I learned from them, and I hope they learned a little from me.
Most of all, I brought back a sense of excitement about how I could employ what I saw and experienced back into my practice at PHIT Well.

I really do consider us a Gold Medal team.
My role here—along with working with my patients and clients—is to be a teacher. I’m an educator. I’m a lifelong student, and the Olympics were a Master Class, but I’m an educator, and I want to raise the level of everyone who works for me.
I want the best of the best to come to PHIT Well. And I know that they’re not going to stay static. Every physical therapist and trainer that comes through my door, if they’re really good, if they want to be great, they’re on their own remarkable journey.

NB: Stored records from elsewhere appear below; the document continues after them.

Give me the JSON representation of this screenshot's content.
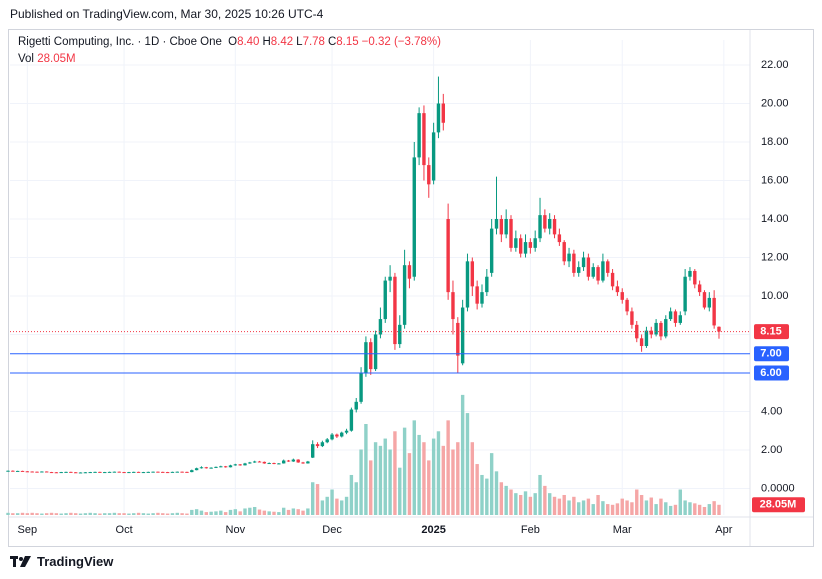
{
  "chart_data": {
    "type": "candlestick",
    "publisher": "Published on TradingView.com, Mar 30, 2025 10:26 UTC-4",
    "title": "Rigetti Computing, Inc. · 1D · Cboe One",
    "ohlc": [
      {
        "key": "O",
        "value": "8.40"
      },
      {
        "key": "H",
        "value": "8.42"
      },
      {
        "key": "L",
        "value": "7.78"
      },
      {
        "key": "C",
        "value": "8.15"
      }
    ],
    "change": "−0.32 (−3.78%)",
    "volume_title": "Vol",
    "volume_label": "28.05M",
    "brand": "TradingView",
    "up_color": "#089981",
    "down_color": "#f23645",
    "up_volume_color": "#8fd1c8",
    "down_volume_color": "#f5a6a6",
    "ylim": [
      -1.38,
      23.3
    ],
    "yticks": [
      {
        "value": 0,
        "label": "0.0000"
      },
      {
        "value": 2,
        "label": "2.00"
      },
      {
        "value": 4,
        "label": "4.00"
      },
      {
        "value": 6,
        "label": "6.00"
      },
      {
        "value": 8,
        "label": "8.00"
      },
      {
        "value": 10,
        "label": "10.00"
      },
      {
        "value": 12,
        "label": "12.00"
      },
      {
        "value": 14,
        "label": "14.00"
      },
      {
        "value": 16,
        "label": "16.00"
      },
      {
        "value": 18,
        "label": "18.00"
      },
      {
        "value": 20,
        "label": "20.00"
      },
      {
        "value": 22,
        "label": "22.00"
      }
    ],
    "y2lim": [
      0,
      1305
    ],
    "xlim": [
      0,
      153
    ],
    "xticks": [
      {
        "value": 4,
        "label": "Sep"
      },
      {
        "value": 24,
        "label": "Oct"
      },
      {
        "value": 47,
        "label": "Nov"
      },
      {
        "value": 67,
        "label": "Dec"
      },
      {
        "value": 88,
        "label": "2025"
      },
      {
        "value": 108,
        "label": "Feb"
      },
      {
        "value": 127,
        "label": "Mar"
      },
      {
        "value": 148,
        "label": "Apr"
      }
    ],
    "grid": true,
    "hlines": [
      {
        "value": 7,
        "label": "7.00",
        "color": "#2962ff"
      },
      {
        "value": 6,
        "label": "6.00",
        "color": "#2962ff"
      }
    ],
    "last_price": {
      "value": 8.15,
      "label": "8.15",
      "color": "#f23645"
    },
    "open": [
      0.91,
      0.92,
      0.9,
      0.91,
      0.89,
      0.88,
      0.87,
      0.86,
      0.88,
      0.85,
      0.84,
      0.83,
      0.85,
      0.86,
      0.84,
      0.82,
      0.83,
      0.84,
      0.85,
      0.86,
      0.84,
      0.85,
      0.86,
      0.87,
      0.85,
      0.84,
      0.85,
      0.86,
      0.84,
      0.85,
      0.86,
      0.87,
      0.86,
      0.85,
      0.84,
      0.86,
      0.87,
      0.86,
      0.85,
      0.95,
      1.05,
      1.1,
      1.05,
      1.08,
      1.12,
      1.15,
      1.1,
      1.2,
      1.25,
      1.2,
      1.3,
      1.35,
      1.4,
      1.38,
      1.3,
      1.32,
      1.28,
      1.3,
      1.45,
      1.4,
      1.5,
      1.35,
      1.3,
      1.6,
      2.3,
      2.2,
      2.4,
      2.55,
      2.8,
      2.7,
      2.9,
      3.0,
      4.1,
      4.5,
      6.0,
      7.6,
      6.2,
      8.0,
      8.8,
      10.8,
      11.0,
      7.5,
      8.5,
      11.6,
      11.0,
      17.2,
      19.5,
      16.8,
      16.0,
      18.5,
      20.0,
      14.0,
      10.2,
      8.6,
      6.5,
      9.4,
      11.8,
      10.5,
      9.6,
      10.2,
      11.2,
      13.5,
      14.0,
      13.2,
      14.0,
      12.5,
      13.0,
      12.2,
      12.8,
      12.5,
      13.0,
      14.2,
      13.5,
      14.0,
      13.2,
      12.8,
      11.8,
      12.2,
      11.2,
      11.5,
      12.0,
      11.0,
      11.5,
      10.8,
      11.8,
      11.2,
      10.5,
      10.2,
      9.8,
      9.2,
      8.5,
      7.8,
      7.4,
      8.2,
      8.0,
      8.6,
      7.9,
      8.8,
      9.2,
      8.6,
      9.2,
      11.0,
      11.3,
      10.6,
      10.2,
      9.4,
      9.9,
      8.4
    ],
    "high": [
      0.93,
      0.94,
      0.92,
      0.92,
      0.9,
      0.89,
      0.88,
      0.89,
      0.89,
      0.86,
      0.85,
      0.86,
      0.87,
      0.87,
      0.85,
      0.84,
      0.85,
      0.86,
      0.87,
      0.87,
      0.86,
      0.87,
      0.88,
      0.88,
      0.86,
      0.86,
      0.87,
      0.87,
      0.86,
      0.87,
      0.88,
      0.88,
      0.87,
      0.86,
      0.87,
      0.88,
      0.88,
      0.87,
      0.98,
      1.08,
      1.15,
      1.12,
      1.1,
      1.14,
      1.18,
      1.17,
      1.23,
      1.28,
      1.27,
      1.33,
      1.38,
      1.44,
      1.43,
      1.4,
      1.35,
      1.34,
      1.32,
      1.5,
      1.48,
      1.55,
      1.52,
      1.38,
      1.43,
      2.5,
      2.4,
      2.48,
      2.62,
      2.88,
      2.85,
      2.95,
      3.1,
      4.2,
      4.7,
      6.3,
      7.9,
      7.8,
      8.2,
      9.4,
      11.0,
      11.6,
      11.2,
      9.0,
      12.4,
      11.8,
      18.0,
      19.8,
      19.9,
      17.2,
      19.0,
      21.4,
      20.5,
      14.8,
      10.8,
      8.9,
      9.8,
      12.2,
      12.0,
      10.8,
      10.6,
      11.4,
      14.0,
      16.2,
      14.2,
      14.5,
      14.2,
      13.4,
      13.2,
      13.2,
      13.0,
      13.4,
      15.1,
      14.5,
      14.3,
      14.2,
      13.5,
      12.9,
      12.5,
      12.4,
      11.8,
      12.3,
      12.2,
      11.7,
      11.6,
      12.2,
      11.9,
      11.4,
      10.8,
      10.4,
      9.9,
      9.4,
      8.7,
      8.0,
      8.4,
      8.4,
      8.8,
      8.7,
      9.0,
      9.4,
      9.3,
      9.2,
      11.4,
      11.5,
      11.4,
      10.8,
      10.3,
      10.2,
      10.3,
      8.42
    ],
    "low": [
      0.89,
      0.89,
      0.88,
      0.88,
      0.87,
      0.86,
      0.85,
      0.85,
      0.84,
      0.83,
      0.82,
      0.82,
      0.84,
      0.83,
      0.81,
      0.81,
      0.82,
      0.83,
      0.84,
      0.83,
      0.83,
      0.84,
      0.85,
      0.84,
      0.83,
      0.83,
      0.84,
      0.83,
      0.83,
      0.84,
      0.85,
      0.85,
      0.84,
      0.83,
      0.83,
      0.85,
      0.85,
      0.84,
      0.84,
      0.94,
      1.03,
      1.03,
      1.03,
      1.06,
      1.1,
      1.08,
      1.09,
      1.18,
      1.18,
      1.19,
      1.28,
      1.33,
      1.35,
      1.28,
      1.28,
      1.26,
      1.26,
      1.29,
      1.38,
      1.38,
      1.33,
      1.28,
      1.29,
      1.58,
      2.1,
      2.15,
      2.35,
      2.5,
      2.62,
      2.65,
      2.82,
      2.95,
      3.95,
      4.4,
      5.8,
      5.9,
      6.1,
      7.8,
      8.6,
      10.2,
      7.2,
      7.3,
      8.3,
      10.4,
      10.8,
      16.8,
      16.0,
      15.1,
      15.8,
      18.2,
      18.6,
      9.8,
      8.0,
      6.0,
      6.4,
      9.2,
      10.0,
      9.3,
      9.4,
      10.0,
      11.0,
      13.2,
      12.8,
      13.0,
      12.3,
      12.3,
      12.0,
      12.0,
      12.2,
      12.3,
      12.8,
      13.3,
      13.2,
      13.0,
      12.6,
      11.6,
      11.5,
      11.0,
      11.0,
      11.3,
      10.8,
      10.9,
      10.6,
      10.7,
      11.0,
      10.3,
      10.0,
      9.6,
      9.0,
      8.3,
      7.6,
      7.1,
      7.3,
      7.8,
      7.9,
      7.7,
      7.8,
      8.7,
      8.4,
      8.5,
      9.0,
      10.8,
      10.4,
      10.0,
      9.3,
      9.2,
      8.3,
      7.78
    ],
    "close": [
      0.92,
      0.9,
      0.91,
      0.89,
      0.88,
      0.87,
      0.86,
      0.88,
      0.85,
      0.84,
      0.83,
      0.85,
      0.86,
      0.84,
      0.82,
      0.83,
      0.84,
      0.85,
      0.86,
      0.84,
      0.85,
      0.86,
      0.87,
      0.85,
      0.84,
      0.85,
      0.86,
      0.84,
      0.85,
      0.86,
      0.87,
      0.86,
      0.85,
      0.84,
      0.86,
      0.87,
      0.86,
      0.85,
      0.95,
      1.05,
      1.1,
      1.05,
      1.08,
      1.12,
      1.15,
      1.1,
      1.2,
      1.25,
      1.2,
      1.3,
      1.35,
      1.4,
      1.38,
      1.3,
      1.32,
      1.28,
      1.3,
      1.45,
      1.4,
      1.5,
      1.35,
      1.3,
      1.4,
      2.3,
      2.2,
      2.4,
      2.55,
      2.8,
      2.7,
      2.9,
      3.0,
      4.1,
      4.5,
      6.0,
      7.6,
      6.2,
      8.0,
      8.8,
      10.8,
      11.0,
      7.5,
      8.5,
      11.6,
      10.9,
      17.2,
      19.5,
      16.8,
      15.8,
      18.5,
      20.0,
      19.0,
      10.2,
      8.8,
      6.9,
      9.4,
      11.8,
      10.5,
      9.6,
      10.2,
      11.0,
      13.5,
      14.0,
      13.2,
      14.0,
      12.5,
      13.0,
      12.2,
      12.8,
      12.5,
      13.0,
      14.2,
      13.5,
      14.0,
      13.2,
      12.8,
      11.8,
      12.2,
      11.2,
      11.5,
      12.0,
      11.0,
      11.5,
      10.8,
      11.8,
      11.2,
      10.5,
      10.2,
      9.8,
      9.2,
      8.5,
      7.8,
      7.4,
      8.2,
      8.0,
      8.6,
      7.9,
      8.8,
      9.2,
      8.6,
      9.0,
      11.0,
      11.3,
      10.6,
      10.2,
      9.4,
      9.9,
      8.47,
      8.15
    ],
    "volume": [
      6,
      5,
      5,
      6,
      5,
      6,
      5,
      4,
      5,
      6,
      5,
      4,
      5,
      6,
      5,
      4,
      5,
      6,
      5,
      4,
      5,
      5,
      6,
      5,
      5,
      4,
      5,
      6,
      5,
      4,
      5,
      6,
      5,
      4,
      5,
      6,
      5,
      4,
      14,
      16,
      12,
      8,
      9,
      10,
      12,
      8,
      14,
      16,
      10,
      18,
      20,
      22,
      15,
      12,
      10,
      9,
      8,
      20,
      14,
      18,
      16,
      12,
      18,
      90,
      85,
      40,
      50,
      70,
      45,
      40,
      50,
      110,
      90,
      180,
      250,
      150,
      200,
      190,
      210,
      180,
      230,
      130,
      240,
      170,
      260,
      220,
      200,
      150,
      210,
      230,
      190,
      260,
      180,
      200,
      330,
      280,
      200,
      140,
      110,
      100,
      170,
      120,
      90,
      80,
      70,
      60,
      55,
      65,
      50,
      60,
      110,
      80,
      60,
      50,
      45,
      55,
      40,
      50,
      35,
      40,
      45,
      30,
      55,
      38,
      30,
      28,
      32,
      45,
      40,
      35,
      70,
      55,
      40,
      48,
      30,
      45,
      35,
      25,
      28,
      70,
      40,
      35,
      32,
      28,
      22,
      30,
      38,
      28.05
    ]
  }
}
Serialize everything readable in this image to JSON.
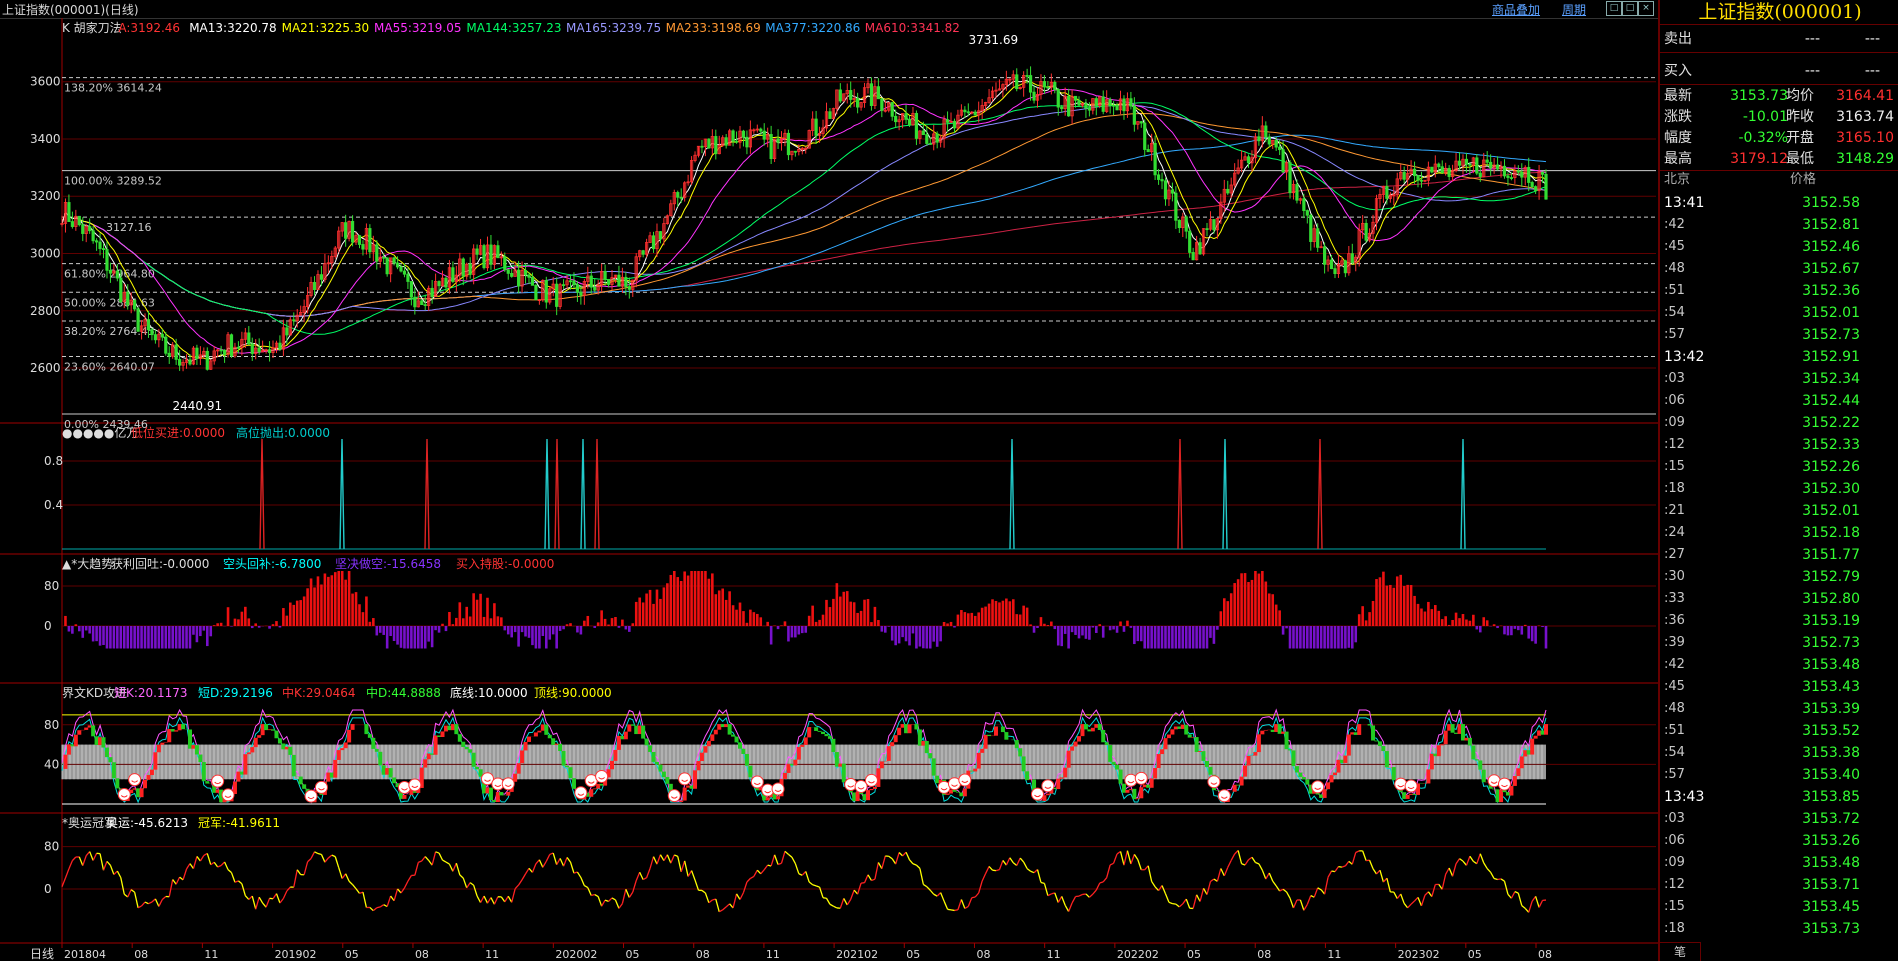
{
  "window": {
    "title": "上证指数(000001)(日线)",
    "links": [
      "商品叠加",
      "周期"
    ],
    "win_buttons": [
      "□",
      "□",
      "×"
    ]
  },
  "colors": {
    "up": "#ff3030",
    "down": "#33dd33",
    "grid": "#600000",
    "ma13": "#ffffff",
    "ma21": "#ffff00",
    "ma55": "#ff33ff",
    "ma144": "#00ff66",
    "ma165": "#8888ff",
    "ma233": "#ff9933",
    "ma377": "#33aaff",
    "ma610": "#cc2244"
  },
  "main_panel": {
    "legend": [
      {
        "text": "K  胡家刀法",
        "color": "#dddddd"
      },
      {
        "text": "A:3192.46",
        "color": "#ff3333"
      },
      {
        "text": "MA13:3220.78",
        "color": "#ffffff"
      },
      {
        "text": "MA21:3225.30",
        "color": "#ffff00"
      },
      {
        "text": "MA55:3219.05",
        "color": "#ff33ff"
      },
      {
        "text": "MA144:3257.23",
        "color": "#00ff66"
      },
      {
        "text": "MA165:3239.75",
        "color": "#9999ff"
      },
      {
        "text": "MA233:3198.69",
        "color": "#ff9933"
      },
      {
        "text": "MA377:3220.86",
        "color": "#33aaff"
      },
      {
        "text": "MA610:3341.82",
        "color": "#ff3355"
      }
    ],
    "y_ticks": [
      "3600",
      "3400",
      "3200",
      "3000",
      "2800",
      "2600"
    ],
    "fib_levels": [
      {
        "label": "138.20% 3614.24",
        "value": 3614.24
      },
      {
        "label": "100.00% 3289.52",
        "value": 3289.52
      },
      {
        "label": "3127.16",
        "value": 3127.16
      },
      {
        "label": "61.80% 2964.80",
        "value": 2964.8
      },
      {
        "label": "50.00% 2864.63",
        "value": 2864.63
      },
      {
        "label": "38.20% 2764.45",
        "value": 2764.45
      },
      {
        "label": "23.60% 2640.07",
        "value": 2640.07
      },
      {
        "label": "0.00% 2439.46",
        "value": 2439.46
      }
    ],
    "high_label": "3731.69",
    "low_label": "2440.91"
  },
  "panel2": {
    "legend": [
      {
        "text": "●●●●●亿万",
        "color": "#dddddd"
      },
      {
        "text": "低位买进:0.0000",
        "color": "#ff3333"
      },
      {
        "text": "高位抛出:0.0000",
        "color": "#00cccc"
      }
    ],
    "y_ticks": [
      "0.8",
      "0.4"
    ]
  },
  "panel3": {
    "legend": [
      {
        "text": "▲*大趋势",
        "color": "#dddddd"
      },
      {
        "text": "获利回吐:-0.0000",
        "color": "#dddddd"
      },
      {
        "text": "空头回补:-6.7800",
        "color": "#00ffff"
      },
      {
        "text": "坚决做空:-15.6458",
        "color": "#8833ff"
      },
      {
        "text": "买入持股:-0.0000",
        "color": "#ff3333"
      }
    ],
    "y_ticks": [
      "80",
      "0"
    ]
  },
  "panel4": {
    "legend": [
      {
        "text": "界文KD攻进",
        "color": "#dddddd"
      },
      {
        "text": "短K:20.1173",
        "color": "#ff66ff"
      },
      {
        "text": "短D:29.2196",
        "color": "#00ffff"
      },
      {
        "text": "中K:29.0464",
        "color": "#ff3333"
      },
      {
        "text": "中D:44.8888",
        "color": "#33ff33"
      },
      {
        "text": "底线:10.0000",
        "color": "#ffffff"
      },
      {
        "text": "顶线:90.0000",
        "color": "#ffff00"
      }
    ],
    "y_ticks": [
      "80",
      "40"
    ]
  },
  "panel5": {
    "legend": [
      {
        "text": "*奥运冠军",
        "color": "#dddddd"
      },
      {
        "text": "奥运:-45.6213",
        "color": "#ffffff"
      },
      {
        "text": "冠军:-41.9611",
        "color": "#ffff00"
      }
    ],
    "y_ticks": [
      "80",
      "0"
    ]
  },
  "x_axis": {
    "period_label": "日线",
    "ticks": [
      "201804",
      "08",
      "11",
      "201902",
      "05",
      "08",
      "11",
      "202002",
      "05",
      "08",
      "11",
      "202102",
      "05",
      "08",
      "11",
      "202202",
      "05",
      "08",
      "11",
      "202302",
      "05",
      "08"
    ]
  },
  "quote": {
    "title": "上证指数(000001)",
    "sell": {
      "label": "卖出",
      "v1": "---",
      "v2": "---"
    },
    "buy": {
      "label": "买入",
      "v1": "---",
      "v2": "---"
    },
    "rows": [
      {
        "l1": "最新",
        "v1": "3153.73",
        "c1": "#33ff33",
        "l2": "均价",
        "v2": "3164.41",
        "c2": "#ff3030"
      },
      {
        "l1": "涨跌",
        "v1": "-10.01",
        "c1": "#33ff33",
        "l2": "昨收",
        "v2": "3163.74",
        "c2": "#eeeeee"
      },
      {
        "l1": "幅度",
        "v1": "-0.32%",
        "c1": "#33ff33",
        "l2": "开盘",
        "v2": "3165.10",
        "c2": "#ff3030"
      },
      {
        "l1": "最高",
        "v1": "3179.12",
        "c1": "#ff3030",
        "l2": "最低",
        "v2": "3148.29",
        "c2": "#33ff33"
      }
    ],
    "tick_header": {
      "time": "北京",
      "price": "价格"
    },
    "ticks": [
      {
        "t": "13:41",
        "p": "3152.58"
      },
      {
        "t": ":42",
        "p": "3152.81"
      },
      {
        "t": ":45",
        "p": "3152.46"
      },
      {
        "t": ":48",
        "p": "3152.67"
      },
      {
        "t": ":51",
        "p": "3152.36"
      },
      {
        "t": ":54",
        "p": "3152.01"
      },
      {
        "t": ":57",
        "p": "3152.73"
      },
      {
        "t": "13:42",
        "p": "3152.91"
      },
      {
        "t": ":03",
        "p": "3152.34"
      },
      {
        "t": ":06",
        "p": "3152.44"
      },
      {
        "t": ":09",
        "p": "3152.22"
      },
      {
        "t": ":12",
        "p": "3152.33"
      },
      {
        "t": ":15",
        "p": "3152.26"
      },
      {
        "t": ":18",
        "p": "3152.30"
      },
      {
        "t": ":21",
        "p": "3152.01"
      },
      {
        "t": ":24",
        "p": "3152.18"
      },
      {
        "t": ":27",
        "p": "3151.77"
      },
      {
        "t": ":30",
        "p": "3152.79"
      },
      {
        "t": ":33",
        "p": "3152.80"
      },
      {
        "t": ":36",
        "p": "3153.19"
      },
      {
        "t": ":39",
        "p": "3152.73"
      },
      {
        "t": ":42",
        "p": "3153.48"
      },
      {
        "t": ":45",
        "p": "3153.43"
      },
      {
        "t": ":48",
        "p": "3153.39"
      },
      {
        "t": ":51",
        "p": "3153.52"
      },
      {
        "t": ":54",
        "p": "3153.38"
      },
      {
        "t": ":57",
        "p": "3153.40"
      },
      {
        "t": "13:43",
        "p": "3153.85"
      },
      {
        "t": ":03",
        "p": "3153.72"
      },
      {
        "t": ":06",
        "p": "3153.26"
      },
      {
        "t": ":09",
        "p": "3153.48"
      },
      {
        "t": ":12",
        "p": "3153.71"
      },
      {
        "t": ":15",
        "p": "3153.45"
      },
      {
        "t": ":18",
        "p": "3153.73"
      }
    ],
    "bottom_tab": "笔"
  },
  "chart_data": {
    "type": "line",
    "title": "上证指数(000001)(日线)",
    "x": [
      "201804",
      "08",
      "11",
      "201902",
      "05",
      "08",
      "11",
      "202002",
      "05",
      "08",
      "11",
      "202102",
      "05",
      "08",
      "11",
      "202202",
      "05",
      "08",
      "11",
      "202302",
      "05",
      "08"
    ],
    "series": [
      {
        "name": "K",
        "values": [
          3150,
          2800,
          2600,
          2700,
          3050,
          2900,
          2950,
          2900,
          2850,
          3400,
          3350,
          3550,
          3450,
          3500,
          3580,
          3500,
          3050,
          3400,
          2950,
          3250,
          3350,
          3200
        ]
      }
    ],
    "ylim": [
      2439.46,
      3731.69
    ]
  }
}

The people that I want here are the people that have incredibly high aspirations. So I tell them to think of this as a two year program. They have to be great to work here, and they do great work while they’re here, but the very best won’t be satisfied staying here. I know that and I promise them that if they perform at a Gold Medal level at PHIT Well that I will be there to coach them along the way:
I’ll work with them on their skill sets—and, of course, I’m learning from them, too—and I’ll also teach them about how to navigate clients, players, coaches, team executives—all while they’re working to advance their expertise in whatever they want to be an expert in—whether it’s fascial manipulation, whether it’s strength and conditioning, whether it’s creating programs that optimize recovery and performance.
You know, at the Olympics only the players get Gold Medals. The coaches don’t get them. And the trainers and physical therapists certainly don’t. It’s not like Super Bowl rings, where everyone in the organization gets one. But I truly feel like I came back with a Gold Medal.
My Gold Medal is a different level of confidence. And a deeper understanding of greatness. And, especially thanks to Steve and Erik, it’s also a deeper understanding of how to coach the best of the best.
And that’s what I came back to at PHIT Well. The best of the best.